SystemsGenetics / KINC

Knowledge Independent Network Construction
MIT License
11 stars 4 forks source link

Inconsistent method of separating network condition arguments #122

Closed JohnHadish closed 4 years ago

JohnHadish commented 4 years ago

The method for separating multiple conditions is inconsistent between commands.

For example: In run extract --filter-rsquare, multiple conditions are separated with ::

--filter-rsquare <value>
Value Type: String
Default Value: 0.3
This is only used if a Condition-Specific Martrix is provided above and applies
to quantitative and ordinal tests. This filters the network such that only edges
(clusters) with r-squared values from liner regression testing above the given
values are kept. Provide a single r-squared value to filter all features with
the same value. However, you can specify different r-squared values for
different features. For example, suppose you were tesing a feature named
'Weight' and you wanted edges with an r-squared value > 0.5, you would input
"Weight,0.5". You can provide any number of filters but they must be separated
using two colons: "::".

Where as in run cond-test --feat-types, multiple conditions are separated with , (In addition, having the comma as a separator is not explicitly stated in the documentation, but was determined through trial and error)

--feat-types <value>
Value Type: String
By default, this program will automatically detect the type of feature as
'categorical', 'quantitative', or 'ordinal'. You can override the default type
by listing the column name from the annotation matrix, followed by a colon and
then the desired type. You can list as many features by separating them with
commas, with no spaces around commas. For example if a column is named
"Health_Status" and is numeric with an ordinal enter: Health_Status:ordinal

I suggest that a standard separator for conditions be picked to reduce confusion

bentsherman commented 4 years ago

The issue is that in the first case the filters also have a threshold and the comma is used to separate filter name and filter threshold. I would recommend something like this:

--filter-rsquare filter1=t1,filter2=t2, ....
--feat-types type1,type2, ...

But I see from #121 that the --filter-pvalue option could contain commas in the name, and you want to use commas to delineate different types of operators. So I think the way it is now is fine, especially if it matches the syntax from KINC.R (which I don't know if it does).

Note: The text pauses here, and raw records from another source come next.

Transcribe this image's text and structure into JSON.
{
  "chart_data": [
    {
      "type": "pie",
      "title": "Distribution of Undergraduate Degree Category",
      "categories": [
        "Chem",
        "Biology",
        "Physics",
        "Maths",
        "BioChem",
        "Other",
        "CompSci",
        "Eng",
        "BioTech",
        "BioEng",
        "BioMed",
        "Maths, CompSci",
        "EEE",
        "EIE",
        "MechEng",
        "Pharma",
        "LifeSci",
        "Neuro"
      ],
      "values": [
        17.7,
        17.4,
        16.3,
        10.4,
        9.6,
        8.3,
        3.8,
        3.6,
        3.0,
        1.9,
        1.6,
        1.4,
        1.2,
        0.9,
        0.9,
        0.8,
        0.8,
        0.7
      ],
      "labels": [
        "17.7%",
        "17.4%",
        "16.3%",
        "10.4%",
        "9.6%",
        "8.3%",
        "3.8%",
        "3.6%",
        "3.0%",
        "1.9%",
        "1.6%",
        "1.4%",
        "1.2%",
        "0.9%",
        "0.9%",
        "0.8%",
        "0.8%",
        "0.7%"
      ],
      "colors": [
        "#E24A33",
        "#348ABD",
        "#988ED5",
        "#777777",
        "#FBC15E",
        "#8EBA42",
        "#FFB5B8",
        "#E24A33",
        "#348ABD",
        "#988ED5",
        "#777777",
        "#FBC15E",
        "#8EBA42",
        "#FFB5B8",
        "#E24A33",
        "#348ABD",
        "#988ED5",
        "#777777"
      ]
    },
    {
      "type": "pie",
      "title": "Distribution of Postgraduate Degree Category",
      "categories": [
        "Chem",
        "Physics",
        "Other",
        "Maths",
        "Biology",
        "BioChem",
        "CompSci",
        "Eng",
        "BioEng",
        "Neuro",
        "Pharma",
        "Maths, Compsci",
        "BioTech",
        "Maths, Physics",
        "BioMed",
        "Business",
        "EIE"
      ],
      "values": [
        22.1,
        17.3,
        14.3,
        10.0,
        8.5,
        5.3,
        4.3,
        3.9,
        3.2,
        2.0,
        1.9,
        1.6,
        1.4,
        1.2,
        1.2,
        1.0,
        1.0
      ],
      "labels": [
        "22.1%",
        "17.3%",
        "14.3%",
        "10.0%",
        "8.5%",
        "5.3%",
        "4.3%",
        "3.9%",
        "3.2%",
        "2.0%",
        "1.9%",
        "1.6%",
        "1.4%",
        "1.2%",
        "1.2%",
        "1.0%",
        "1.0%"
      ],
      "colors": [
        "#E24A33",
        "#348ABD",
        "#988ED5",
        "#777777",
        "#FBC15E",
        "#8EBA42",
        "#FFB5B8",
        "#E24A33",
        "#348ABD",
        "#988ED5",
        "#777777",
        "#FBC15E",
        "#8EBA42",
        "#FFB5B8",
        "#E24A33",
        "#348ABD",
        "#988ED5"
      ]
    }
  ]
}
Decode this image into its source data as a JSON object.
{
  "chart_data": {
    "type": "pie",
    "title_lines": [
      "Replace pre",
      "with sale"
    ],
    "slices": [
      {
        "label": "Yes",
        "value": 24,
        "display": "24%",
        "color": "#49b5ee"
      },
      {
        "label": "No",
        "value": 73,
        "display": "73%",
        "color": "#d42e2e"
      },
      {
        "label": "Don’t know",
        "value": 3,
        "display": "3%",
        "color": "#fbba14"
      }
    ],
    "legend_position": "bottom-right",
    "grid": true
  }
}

Also the command-line help for --feat-types does tell you to use commas:

You can list as many features by separating them with commas, with no spaces around commas.
spficklin commented 4 years ago

I agree with @bentsherman that it's okay to have different delimiters in these different analytics. The only way we could unify them would be to put two colons on the cond-test --feat-types and I'm leary to make such a change now that everything is working! I vote we leave as is.